Sunday Star-Times

Is there still trust in the public service?

- Tracy Watkins tracy.watkins@stuff.co.nz What do you think? Write to sundaylett­ers@stuff.co.nz.

There have been some strange goings-on between the State drugs funder Pharmac and the media lately.

According to reports by Mediaworks journalist­s, notably veteran broadcaste­r Rachel Smalley, Pharmac has blackliste­d its journalist­s and its newsroom.

The reason? Apparently, it was angry that Smalley got the jump on a story about Pharmac finally agreeing to fund a cystic fibrosis drug that’s been gold standard treatment in other countries, including neighbouri­ng Australia, for some time now.

Seemingly, Pharmac’s objection wasn’t that the story was wrong, but that Mediaworks had trumped its planned exclusive with TV3.

What’s troubling is Smalley’s account of how Pharmac first tried to dissuade Mediaworks from publishing the story by suggesting it wasn’t true, then took retributio­n when Mediaworks ignored them by blacklisti­ng its journalist­s.
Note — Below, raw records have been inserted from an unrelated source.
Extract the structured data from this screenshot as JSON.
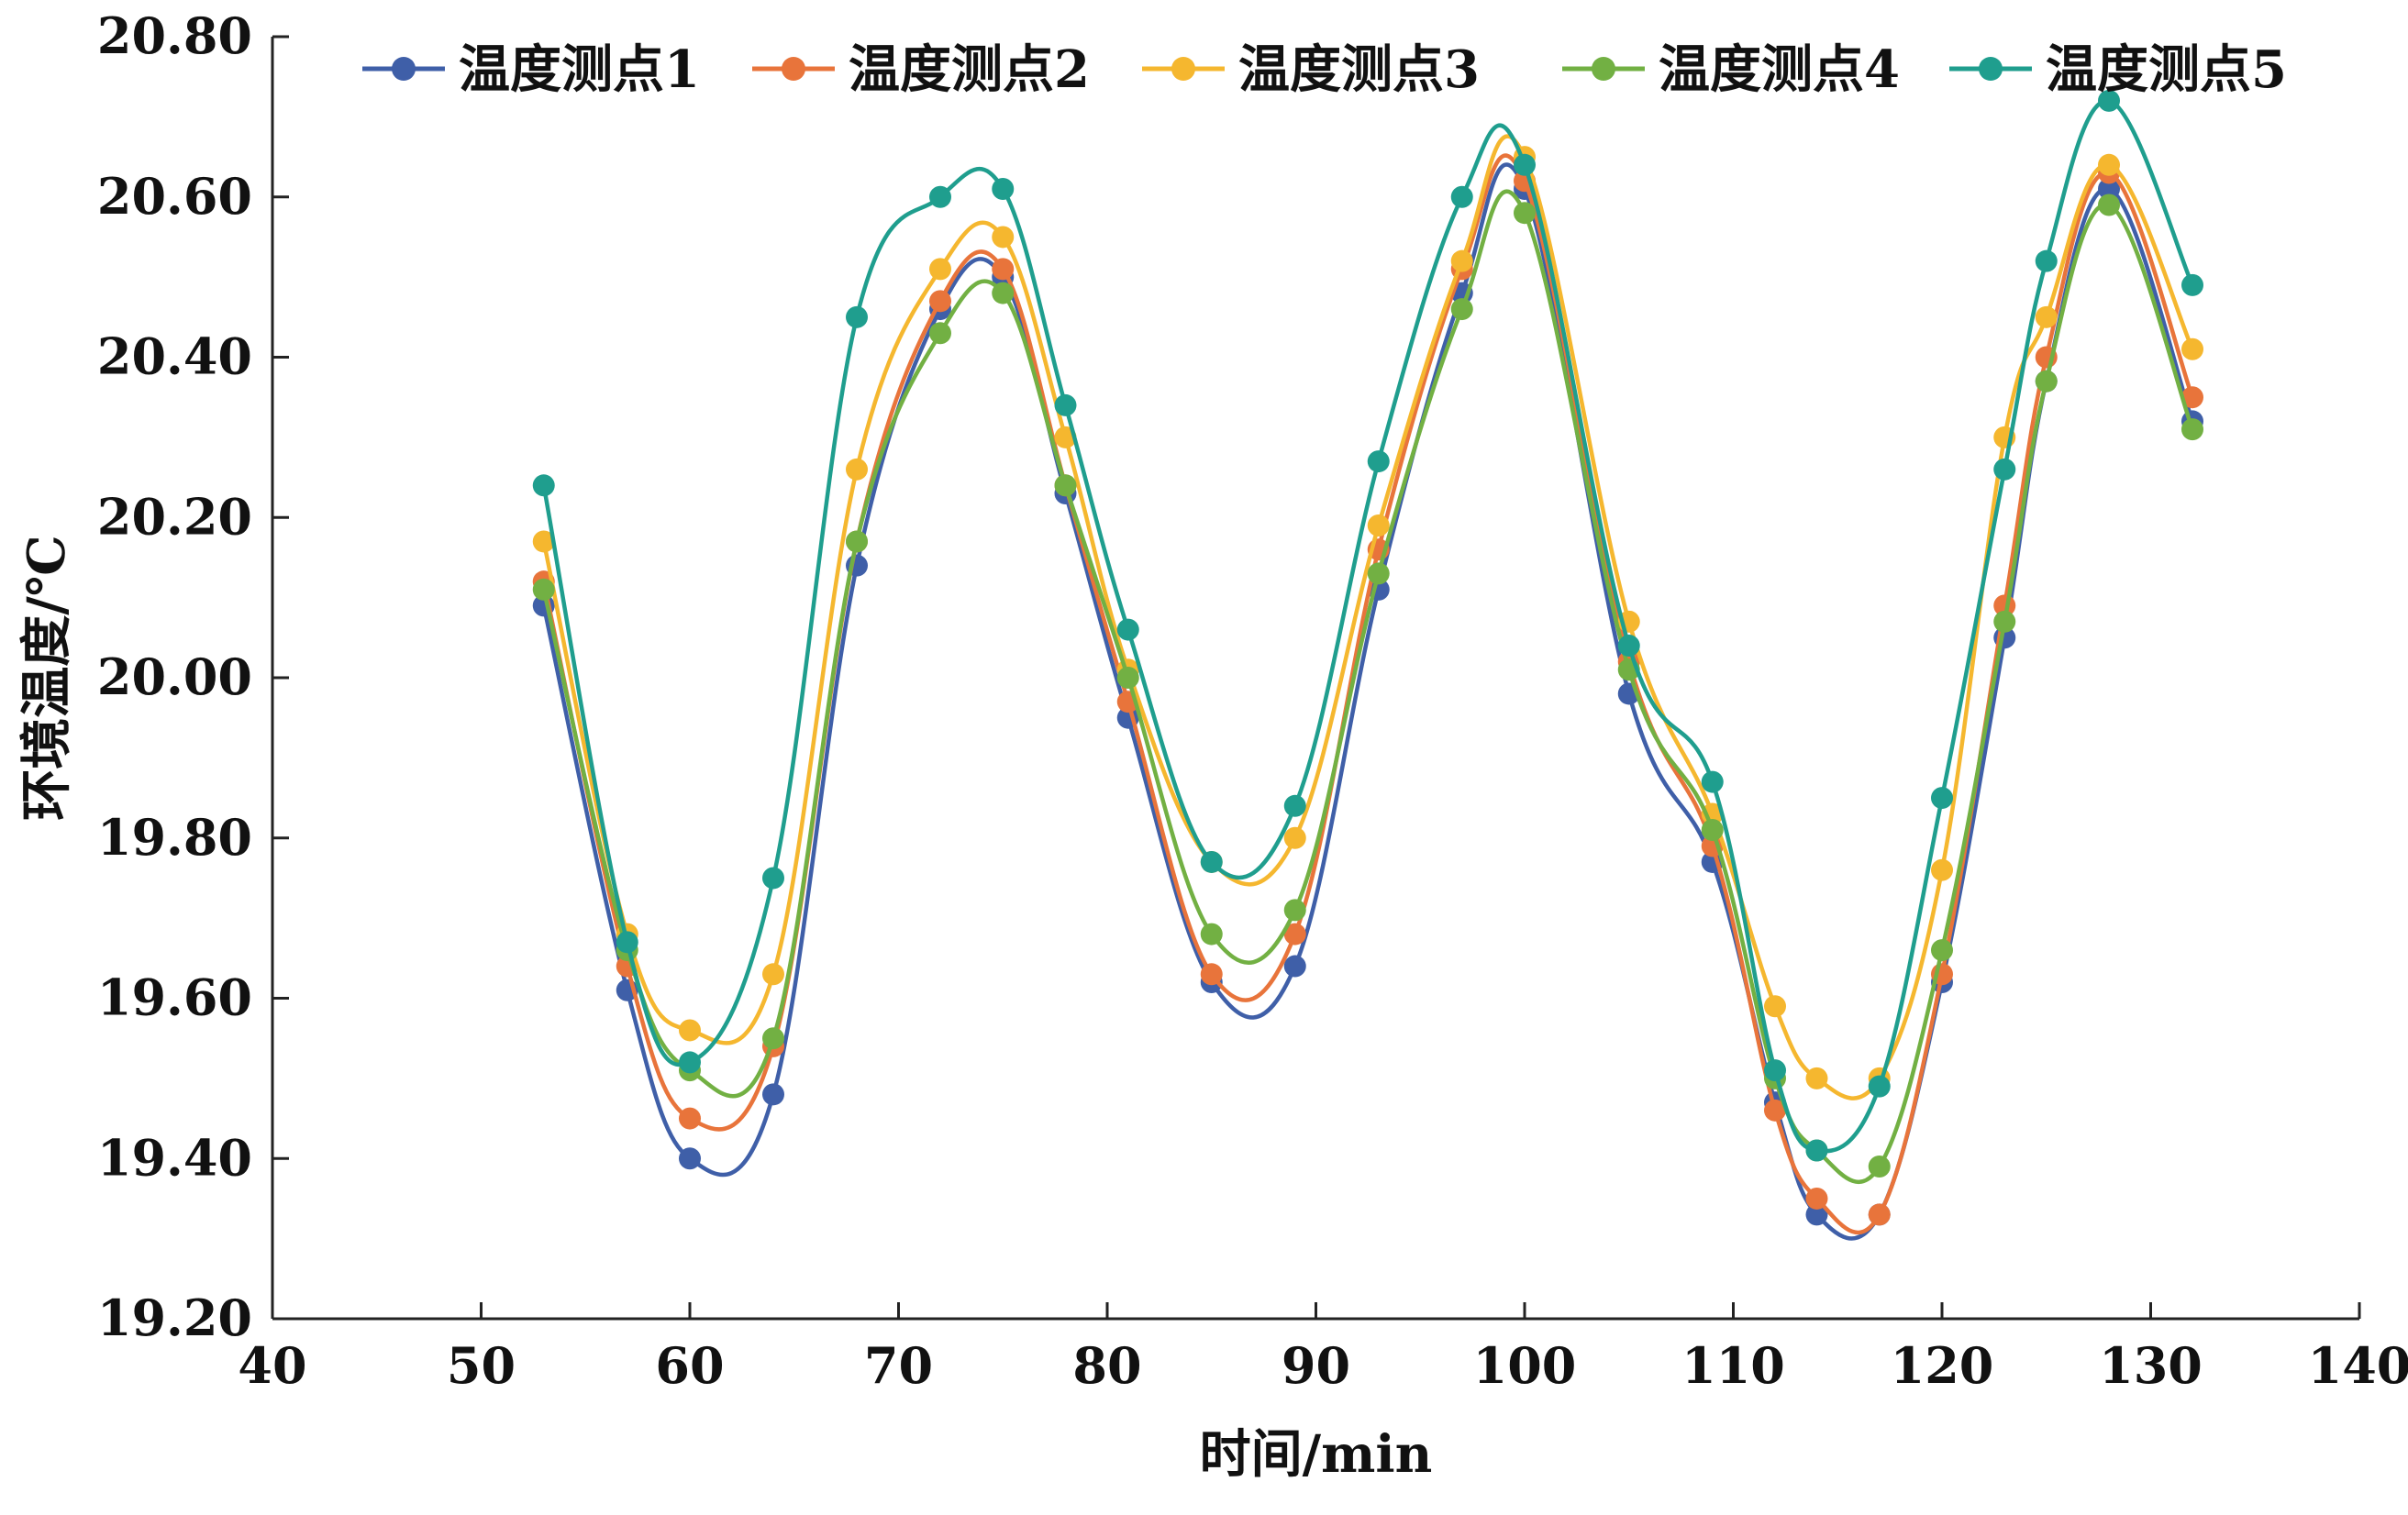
{
  "chart_data": {
    "type": "line",
    "title": "",
    "xlabel": "时间/min",
    "ylabel": "环境温度/℃",
    "xlim": [
      40,
      140
    ],
    "ylim": [
      19.2,
      20.8
    ],
    "x_ticks": [
      "40",
      "50",
      "60",
      "70",
      "80",
      "90",
      "100",
      "110",
      "120",
      "130",
      "140"
    ],
    "y_ticks": [
      "19.20",
      "19.40",
      "19.60",
      "19.80",
      "20.00",
      "20.20",
      "20.40",
      "20.60",
      "20.80"
    ],
    "grid": false,
    "legend_position": "top",
    "x": [
      53,
      57,
      60,
      64,
      68,
      72,
      75,
      78,
      81,
      85,
      89,
      93,
      97,
      100,
      105,
      109,
      112,
      114,
      117,
      120,
      123,
      125,
      128,
      132
    ],
    "series": [
      {
        "name": "温度测点1",
        "color": "#3f5fa8",
        "values": [
          20.09,
          19.61,
          19.4,
          19.48,
          20.14,
          20.46,
          20.5,
          20.23,
          19.95,
          19.62,
          19.64,
          20.11,
          20.48,
          20.61,
          19.98,
          19.77,
          19.47,
          19.33,
          19.33,
          19.62,
          20.05,
          20.37,
          20.61,
          20.32
        ]
      },
      {
        "name": "温度测点2",
        "color": "#e8743b",
        "values": [
          20.12,
          19.64,
          19.45,
          19.54,
          20.17,
          20.47,
          20.51,
          20.24,
          19.97,
          19.63,
          19.68,
          20.16,
          20.51,
          20.62,
          20.02,
          19.79,
          19.46,
          19.35,
          19.33,
          19.63,
          20.09,
          20.4,
          20.63,
          20.35
        ]
      },
      {
        "name": "温度测点3",
        "color": "#f5b72f",
        "values": [
          20.17,
          19.68,
          19.56,
          19.63,
          20.26,
          20.51,
          20.55,
          20.3,
          20.01,
          19.77,
          19.8,
          20.19,
          20.52,
          20.65,
          20.07,
          19.83,
          19.59,
          19.5,
          19.5,
          19.76,
          20.3,
          20.45,
          20.64,
          20.41
        ]
      },
      {
        "name": "温度测点4",
        "color": "#72b043",
        "values": [
          20.11,
          19.66,
          19.51,
          19.55,
          20.17,
          20.43,
          20.48,
          20.24,
          20.0,
          19.68,
          19.71,
          20.13,
          20.46,
          20.58,
          20.01,
          19.81,
          19.5,
          19.41,
          19.39,
          19.66,
          20.07,
          20.37,
          20.59,
          20.31
        ]
      },
      {
        "name": "温度测点5",
        "color": "#1f9e8e",
        "values": [
          20.24,
          19.67,
          19.52,
          19.75,
          20.45,
          20.6,
          20.61,
          20.34,
          20.06,
          19.77,
          19.84,
          20.27,
          20.6,
          20.64,
          20.04,
          19.87,
          19.51,
          19.41,
          19.49,
          19.85,
          20.26,
          20.52,
          20.72,
          20.49
        ]
      }
    ]
  }
}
Clearly it was true, because people only had to watch the tearful, stage-managed announceme­nt 48 hours later on TV3 to see that Pharmac was indeed funding Trikafta after an agonisingl­y prolonged approvals process that merely extended the suffering of many. It wasn’t just TV3 – other media, including Stuff, were also given an early heads up.

But that’s all by the by. The important thing, after all, is that cystic fibrosis sufferers will finally receive life-saving treatment. Who cares who got the story first?

Except it’s troubling. We’re all used to cynical PR tactics; I’ve had similar experience­s to Smalley over the years.

But Pharmac is a Government-funded agency, with one of the most serious mandates possible – deciding which life-saving drugs should and shouldn’t be funded. There is no place for political stunts in an agency like this. Yet this was a deliberate attempt to manipulate the news agenda in order to paint itself in the best possible light.

By Pharmac’s own admission, Trikafta can extend the lives of cystic fibrosis sufferers by decades. So it has done nothing to deserve the hugs of cystic fibrosis sufferers denied this lifesaving treatment until now.

Yet that’s how it played out on television, with grateful hugs and tears all round.

This wasn’t happenstan­ce. Making a media event out of the announceme­nt, and putting the chief executive officer out there to break the news personally to a cystic fibrosis sufferer, was a stunt that took some planning. Public service chief executives are risk averse – there would have been meetings to discuss what could go wrong. Media plans weighing up the pros and cons. There would have been concerns about the chief executive being ambushed with a Corngate-style grilling. But outweighin­g all those risks was the upside of putting a human face – in particular a warm, generous face – to an agency that is more generally seen as cold, impersonal, even cruel, in the way it administer­s the lottery of State-funded drugs. In other words, the goal wasn’t to announce a drug-funding deal, but to make Pharmac – and by extension the Government – look good.

Old school public servants would be turning in their graves.

Why does it matter so much? It undermines the neutrality of the public service. It provides the sort of instant, dopamine hit that will encourage Pharmac to replicate the strategy – the risk is that politicall­y popular drugs will look far more appealing than boring ones that don’t have the same public cut through.

It’s troubling because this is another step down a path by which the Government and its public servants increasing­ly bypass traditiona­l media anyway for the unquestion­ing and unfiltered world of social media, a world where carefully curated photos, profession­ally filmed videos, and glossy brochures show the face they want to put to the world, rather than the reality.

It’s a world where feel-good stunts and clever memes are the goal of an ever-growing army of spin doctors. Consequent­ly, it’s a world where it’s easy to blacklist one of the country’s biggest media organisati­ons because they feel confident they don’t need them any more.

At a time when public trust in the public service is higher than in either the media or the Government, that’s a slippery slope that it will be hard to crawl back from.

Pharmac is a Government-funded agency, with one of the most serious mandates possible.